Buitenlandse conflicten: de jaren 370-350 BCE

De Romeinen hadden inmiddels in Volskisch gebied een nieuwe voorpost gesticht, in de vorm van de Latijnse kolonie Setia.[1] Het was echter de eerder gestichte kolonie bij Satricum die het meest onder vuur kwam te liggen. Hier werd in 377 BCE een veldslag uitgevochten tussen de Romeinen enerzijds en de Volsci en hun Latijnse bondgenoten anderzijds. Wie die Latijnen waren, is niet duidelijk. Na hun nederlaag bij Satricum kregen ze echter ruzie met de Volsci en vertrokken ze. Dat had voor de Romeinen als plezierig gevolg dat ze Antium konden heroveren: voor een beleg van de stad waren ze niet toegerust, maar na het vertrek van hun bondgenoten besloten de Volsci Antium aan hen over te geven. Lang konden de Romeinen niet van dit succes genieten. Kennelijk hadden ze Satricum grotendeels onbewaakt achtergelaten, en de kolonie werd vervolgens het slachtoffer van de rampokkende Latijnen. Satricum werd in de as gelegd, maar de beroemde tempel van Mater Matuta bleef gelukkig gespaard. Daarna deden deze Latijnen ook nog een aanval op Tusculum, dat ze deels wisten in te nemen. Een Romeins leger kwam daarna net op tijd om de verdedigers te ontzetten.[2]

Latium in de vierde eeuw BCE (bron: Ancient World Mapping Center. “À-la-carte”; CC BY 4.0).

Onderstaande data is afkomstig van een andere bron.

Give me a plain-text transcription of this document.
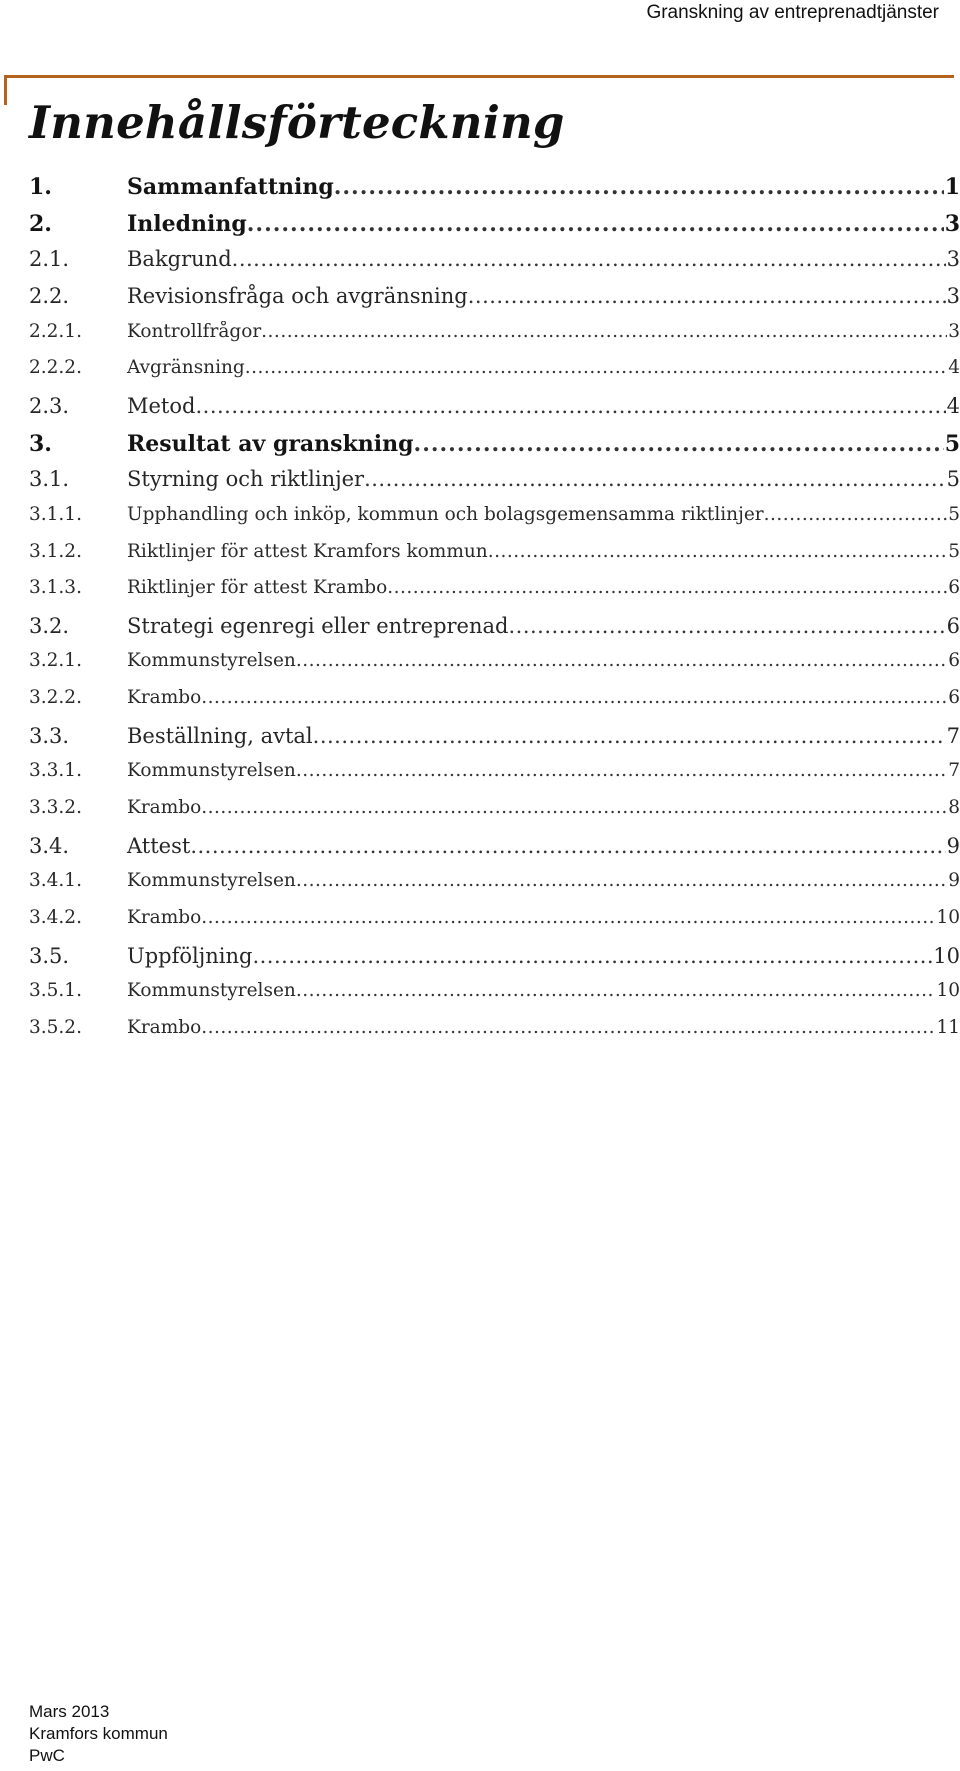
Granskning av entreprenadtjänster
Innehållsförteckning
1.	Sammanfattning .....	1
2.	Inledning .....	3
2.1.	Bakgrund .....	3
2.2.	Revisionsfråga och avgränsning .....	3
2.2.1.	Kontrollfrågor .....	3
2.2.2.	Avgränsning .....	4
2.3.	Metod .....	4
3.	Resultat av granskning .....	5
3.1.	Styrning och riktlinjer .....	5
3.1.1.	Upphandling och inköp, kommun och bolagsgemensamma riktlinjer .....	5
3.1.2.	Riktlinjer för attest Kramfors kommun .....	5
3.1.3.	Riktlinjer för attest Krambo .....	6
3.2.	Strategi egenregi eller entreprenad .....	6
3.2.1.	Kommunstyrelsen .....	6
3.2.2.	Krambo .....	6
3.3.	Beställning, avtal .....	7
3.3.1.	Kommunstyrelsen .....	7
3.3.2.	Krambo .....	8
3.4.	Attest .....	9
3.4.1.	Kommunstyrelsen .....	9
3.4.2.	Krambo .....	10
3.5.	Uppföljning .....	10
3.5.1.	Kommunstyrelsen .....	10
3.5.2.	Krambo .....	11
Mars 2013
Kramfors kommun
PwC
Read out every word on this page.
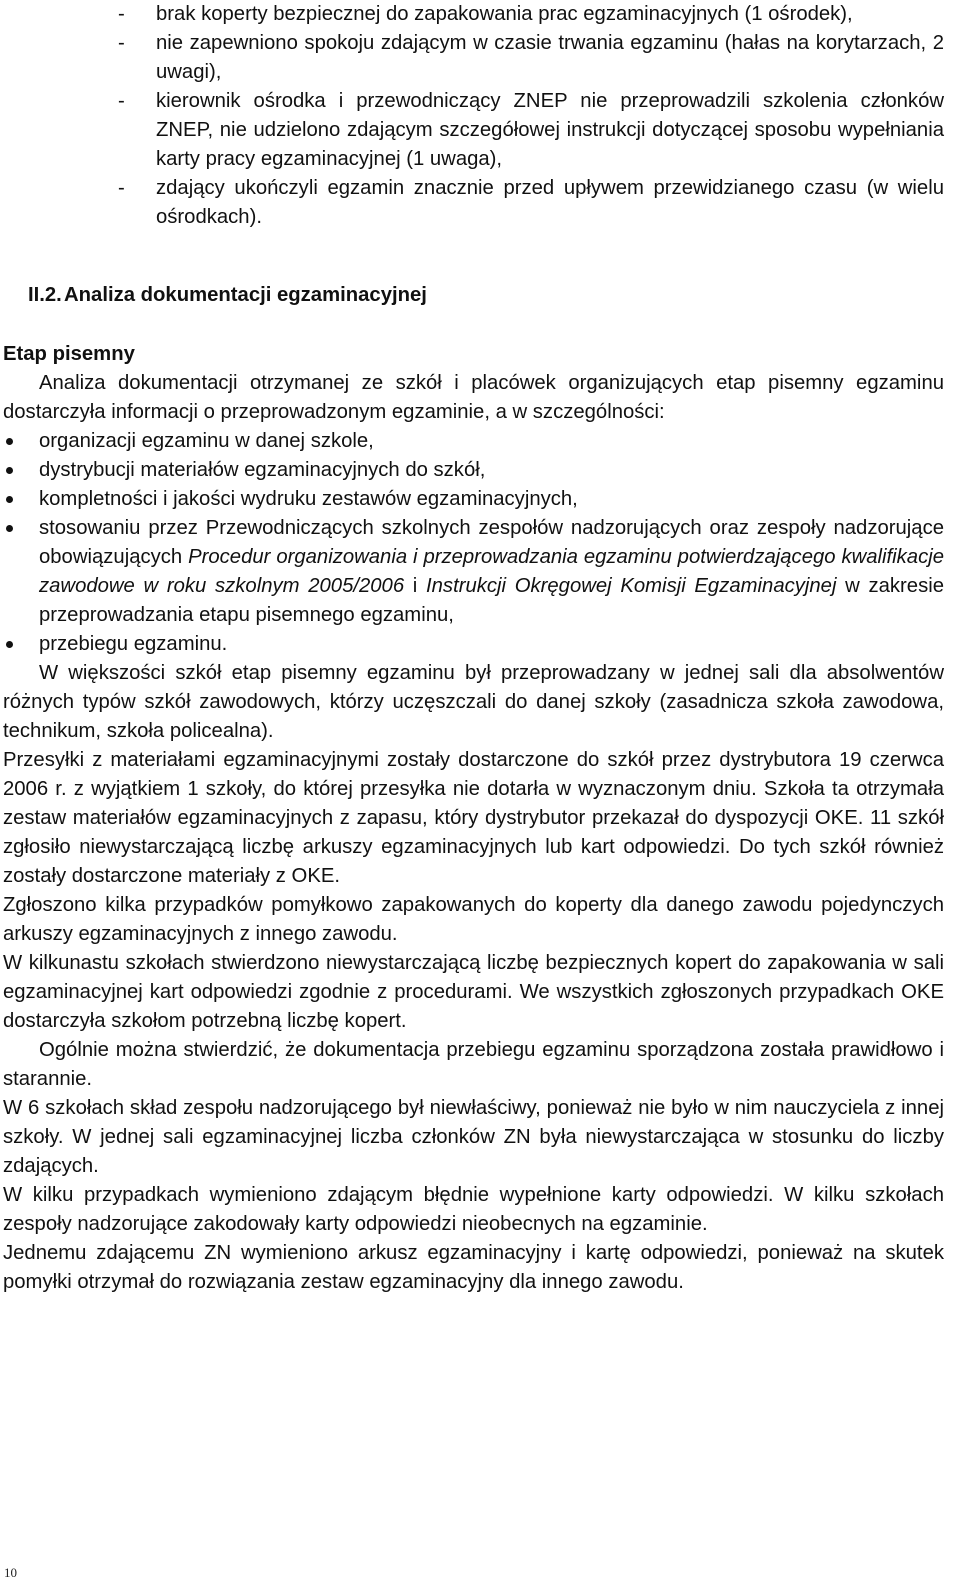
- brak koperty bezpiecznej do zapakowania prac egzaminacyjnych (1 ośrodek),
- nie zapewniono spokoju zdającym w czasie trwania egzaminu (hałas na korytarzach, 2 uwagi),
- kierownik ośrodka i przewodniczący ZNEP nie przeprowadzili szkolenia członków ZNEP, nie udzielono zdającym szczegółowej instrukcji dotyczącej sposobu wypełniania karty pracy egzaminacyjnej (1 uwaga),
- zdający ukończyli egzamin znacznie przed upływem przewidzianego czasu (w wielu ośrodkach).
II.2. Analiza dokumentacji egzaminacyjnej
Etap pisemny
Analiza dokumentacji otrzymanej ze szkół i placówek organizujących etap pisemny egzaminu dostarczyła informacji o przeprowadzonym egzaminie, a w szczególności:
organizacji egzaminu w danej szkole,
dystrybucji materiałów egzaminacyjnych do szkół,
kompletności i jakości wydruku zestawów egzaminacyjnych,
stosowaniu przez Przewodniczących szkolnych zespołów nadzorujących oraz zespoły nadzorujące obowiązujących Procedur organizowania i przeprowadzania egzaminu potwierdzającego kwalifikacje zawodowe w roku szkolnym 2005/2006 i Instrukcji Okręgowej Komisji Egzaminacyjnej w zakresie przeprowadzania etapu pisemnego egzaminu,
przebiegu egzaminu.
W większości szkół etap pisemny egzaminu był przeprowadzany w jednej sali dla absolwentów różnych typów szkół zawodowych, którzy uczęszczali do danej szkoły (zasadnicza szkoła zawodowa, technikum, szkoła policealna).
Przesyłki z materiałami egzaminacyjnymi zostały dostarczone do szkół przez dystrybutora 19 czerwca 2006 r. z wyjątkiem 1 szkoły, do której przesyłka nie dotarła w wyznaczonym dniu. Szkoła ta otrzymała zestaw materiałów egzaminacyjnych z zapasu, który dystrybutor przekazał do dyspozycji OKE. 11 szkół zgłosiło niewystarczającą liczbę arkuszy egzaminacyjnych lub kart odpowiedzi. Do tych szkół również zostały dostarczone materiały z OKE.
Zgłoszono kilka przypadków pomyłkowo zapakowanych do koperty dla danego zawodu pojedynczych arkuszy egzaminacyjnych z innego zawodu.
W kilkunastu szkołach stwierdzono niewystarczającą liczbę bezpiecznych kopert do zapakowania w sali egzaminacyjnej kart odpowiedzi zgodnie z procedurami. We wszystkich zgłoszonych przypadkach OKE dostarczyła szkołom potrzebną liczbę kopert.
Ogólnie można stwierdzić, że dokumentacja przebiegu egzaminu sporządzona została prawidłowo i starannie.
W 6 szkołach skład zespołu nadzorującego był niewłaściwy, ponieważ nie było w nim nauczyciela z innej szkoły. W jednej sali egzaminacyjnej liczba członków ZN była niewystarczająca w stosunku do liczby zdających.
W kilku przypadkach wymieniono zdającym błędnie wypełnione karty odpowiedzi. W kilku szkołach zespoły nadzorujące zakodowały karty odpowiedzi nieobecnych na egzaminie.
Jednemu zdającemu ZN wymieniono arkusz egzaminacyjny i kartę odpowiedzi, ponieważ na skutek pomyłki otrzymał do rozwiązania zestaw egzaminacyjny dla innego zawodu.
10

Mogelijk waren de Latijnen die zo gruwelijk tekeergingen in Latium gewoon huurlingen die na hun ruzie met de Volsci niet meer betaald werden en uit waren op buit. Livius stelt dat ze politieke motieven hadden en de inwoners van Tusuclum hun trouw aan de Romeinen verweten, maar die bewering komt niet echt geloofwaardig over als men bedenkt dat ze pas ná hun ontslag uit Volskische dienst die stad aanvielen. In elk geval was het nu weer enkele jaren rustig in Latium. Wel bleven de Romeinen problemen ondervinden van Velitrae. In 370 BCE viel de kolonie opnieuw af en deed ze een aanval op Tusculum. Met Romeinse steun werd de aanval afgeslagen, waarna Velitrae zelf werd belegerd. Dat beleg was kennelijk erg moeizaam, want nog in 367 BCE was de stad in handen van de rebellen. Kort daarna zullen de Romeinen hun buitengewoon recalcitrante kolonie alsnog hebben heroverd.[3] Volgens Plutarchus was Marcus Furius Camillus, een van de beroemdste Romeinse generaals, hiervoor verantwoordelijk.[4]

De Kelten keren terug

Griekse hoplieten op een vaas (Rijksmuseum van Oudheden, Leiden).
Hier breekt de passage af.